Dari Rush hingga Leapmotor C10, 5 Perubahan yang Membuat Pasar Otomotif Bergeser

Peta pasar otomotif Indonesia tidak hanya ditentukan oleh kendaraan listrik baru, tetapi juga oleh kekuatan model konvensional yang masih tinggi permintaannya. Toyota Rush menjadi contoh paling jelas setelah mencatat distribusi 2.548 unit pada Juli 2026 dan tetap memimpin kelas LSUV.

Di saat yang sama, konsumen mendapat pilihan yang makin beragam, dari motor listrik dengan harga mulai Rp 12 jutaan hingga SUV listrik baru. Perkembangan ini juga mencakup mobil hybrid keluarga serta langkah BYD memasuki segmen kei car di Jepang.
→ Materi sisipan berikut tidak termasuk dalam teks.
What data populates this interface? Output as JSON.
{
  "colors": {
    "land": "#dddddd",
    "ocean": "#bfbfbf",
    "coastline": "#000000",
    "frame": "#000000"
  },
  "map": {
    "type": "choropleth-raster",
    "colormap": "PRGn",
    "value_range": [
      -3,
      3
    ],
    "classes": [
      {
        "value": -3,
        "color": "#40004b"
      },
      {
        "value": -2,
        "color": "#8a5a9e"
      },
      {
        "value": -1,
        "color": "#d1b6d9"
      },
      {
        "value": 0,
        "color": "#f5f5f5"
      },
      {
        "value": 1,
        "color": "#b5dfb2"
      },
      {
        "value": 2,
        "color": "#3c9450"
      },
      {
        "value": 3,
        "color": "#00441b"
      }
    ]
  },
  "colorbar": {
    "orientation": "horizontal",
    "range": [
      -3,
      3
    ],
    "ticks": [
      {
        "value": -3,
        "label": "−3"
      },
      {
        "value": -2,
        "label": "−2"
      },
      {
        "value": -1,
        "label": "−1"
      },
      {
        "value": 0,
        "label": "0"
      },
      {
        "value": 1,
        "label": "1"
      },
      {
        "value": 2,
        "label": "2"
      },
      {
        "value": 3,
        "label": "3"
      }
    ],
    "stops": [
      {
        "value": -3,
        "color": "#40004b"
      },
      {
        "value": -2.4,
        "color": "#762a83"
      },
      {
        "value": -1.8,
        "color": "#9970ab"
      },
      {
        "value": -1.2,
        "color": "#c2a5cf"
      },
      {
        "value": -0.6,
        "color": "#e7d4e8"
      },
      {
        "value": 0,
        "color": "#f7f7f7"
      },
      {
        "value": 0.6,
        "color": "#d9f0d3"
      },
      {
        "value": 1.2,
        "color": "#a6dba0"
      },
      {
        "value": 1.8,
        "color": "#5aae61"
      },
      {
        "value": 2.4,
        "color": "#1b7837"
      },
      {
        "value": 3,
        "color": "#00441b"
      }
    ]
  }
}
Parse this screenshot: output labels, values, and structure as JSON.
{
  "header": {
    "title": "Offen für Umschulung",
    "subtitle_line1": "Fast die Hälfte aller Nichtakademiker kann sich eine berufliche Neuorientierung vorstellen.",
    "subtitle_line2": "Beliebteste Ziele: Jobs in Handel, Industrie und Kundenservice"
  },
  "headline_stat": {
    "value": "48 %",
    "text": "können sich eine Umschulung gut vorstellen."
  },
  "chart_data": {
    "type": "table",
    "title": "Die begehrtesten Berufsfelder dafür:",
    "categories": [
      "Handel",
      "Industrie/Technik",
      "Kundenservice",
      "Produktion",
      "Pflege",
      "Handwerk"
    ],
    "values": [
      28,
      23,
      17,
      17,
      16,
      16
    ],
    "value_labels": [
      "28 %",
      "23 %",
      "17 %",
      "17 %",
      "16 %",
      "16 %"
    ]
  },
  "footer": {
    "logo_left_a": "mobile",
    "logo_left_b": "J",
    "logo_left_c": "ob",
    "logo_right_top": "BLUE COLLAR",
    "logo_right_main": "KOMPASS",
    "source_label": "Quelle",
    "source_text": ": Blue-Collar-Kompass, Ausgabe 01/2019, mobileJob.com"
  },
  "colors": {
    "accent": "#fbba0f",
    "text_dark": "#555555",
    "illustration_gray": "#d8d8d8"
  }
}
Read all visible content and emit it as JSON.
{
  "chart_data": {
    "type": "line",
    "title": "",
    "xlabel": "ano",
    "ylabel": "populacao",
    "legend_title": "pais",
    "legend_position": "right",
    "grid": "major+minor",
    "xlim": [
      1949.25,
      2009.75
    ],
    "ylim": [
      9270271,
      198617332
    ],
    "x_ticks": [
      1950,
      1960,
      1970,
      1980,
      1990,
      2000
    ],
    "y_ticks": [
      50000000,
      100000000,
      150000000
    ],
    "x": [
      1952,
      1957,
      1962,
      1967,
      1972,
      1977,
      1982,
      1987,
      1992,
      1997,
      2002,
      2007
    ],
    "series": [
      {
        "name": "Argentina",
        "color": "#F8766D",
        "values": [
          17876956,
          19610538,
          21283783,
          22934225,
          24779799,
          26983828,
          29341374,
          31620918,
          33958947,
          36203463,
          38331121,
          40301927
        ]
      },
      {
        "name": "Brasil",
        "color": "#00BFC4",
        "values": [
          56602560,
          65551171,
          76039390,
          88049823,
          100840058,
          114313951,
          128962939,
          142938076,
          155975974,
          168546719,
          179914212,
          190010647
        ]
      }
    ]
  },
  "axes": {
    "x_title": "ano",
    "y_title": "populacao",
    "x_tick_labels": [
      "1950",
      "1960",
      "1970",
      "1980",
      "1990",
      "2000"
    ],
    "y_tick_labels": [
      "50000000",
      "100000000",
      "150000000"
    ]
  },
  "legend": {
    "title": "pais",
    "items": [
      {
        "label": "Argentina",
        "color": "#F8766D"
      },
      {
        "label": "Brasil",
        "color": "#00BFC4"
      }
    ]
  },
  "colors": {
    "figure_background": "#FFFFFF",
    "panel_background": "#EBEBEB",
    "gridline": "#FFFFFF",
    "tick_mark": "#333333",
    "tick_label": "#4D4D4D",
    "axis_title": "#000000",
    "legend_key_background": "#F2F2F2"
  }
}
SegmenModel atau PerkembanganInformasi Penting
Roda dua listrikSejumlah motor listrikMulai kisaran Rp 12 jutaan
MPV hybridToyota Veloz Q HybridKamera 360 derajat dan layar hiburan lebih besar
Mobil listrik kecilBYD RaccoKei car pertama BYD
LSUVToyota RushWholesales 2.548 unit pada Juli 2026
SUV listrikLeapmotor C10Masuk Indonesia melalui GIIAS 2026

1. Harga Motor Listrik Masih Menarik, tetapi Ada Penyesuaian

Harga motor listrik di Indonesia kembali mengalami perubahan pada Agustus 2026. Sejumlah model masih berada pada kisaran harga mulai Rp 12 jutaan dengan patokan on the road Jakarta.

Harga tersebut tidak selalu sama di setiap daerah karena kebijakan penjualan dapat berbeda menurut wilayah. Maka Cavalry menjadi salah satu model yang mengalami kenaikan harga dibandingkan periode sebelumnya.

Di sisi lain, beberapa model Polytron Fox justru mengalami penurunan harga hingga Rp 1,5 juta. Penyesuaian itu tercantum dalam daftar harga di situs resmi Polytron.

2. Toyota Veloz Q Hybrid Membawa Pilihan Baru untuk Keluarga

Toyota Veloz HEV hadir sebagai pilihan mobil keluarga yang memanfaatkan sistem hybrid. Kehadirannya menempatkan elektrifikasi pada segmen MPV yang selama ini menjadi salah satu kebutuhan penting konsumen Indonesia.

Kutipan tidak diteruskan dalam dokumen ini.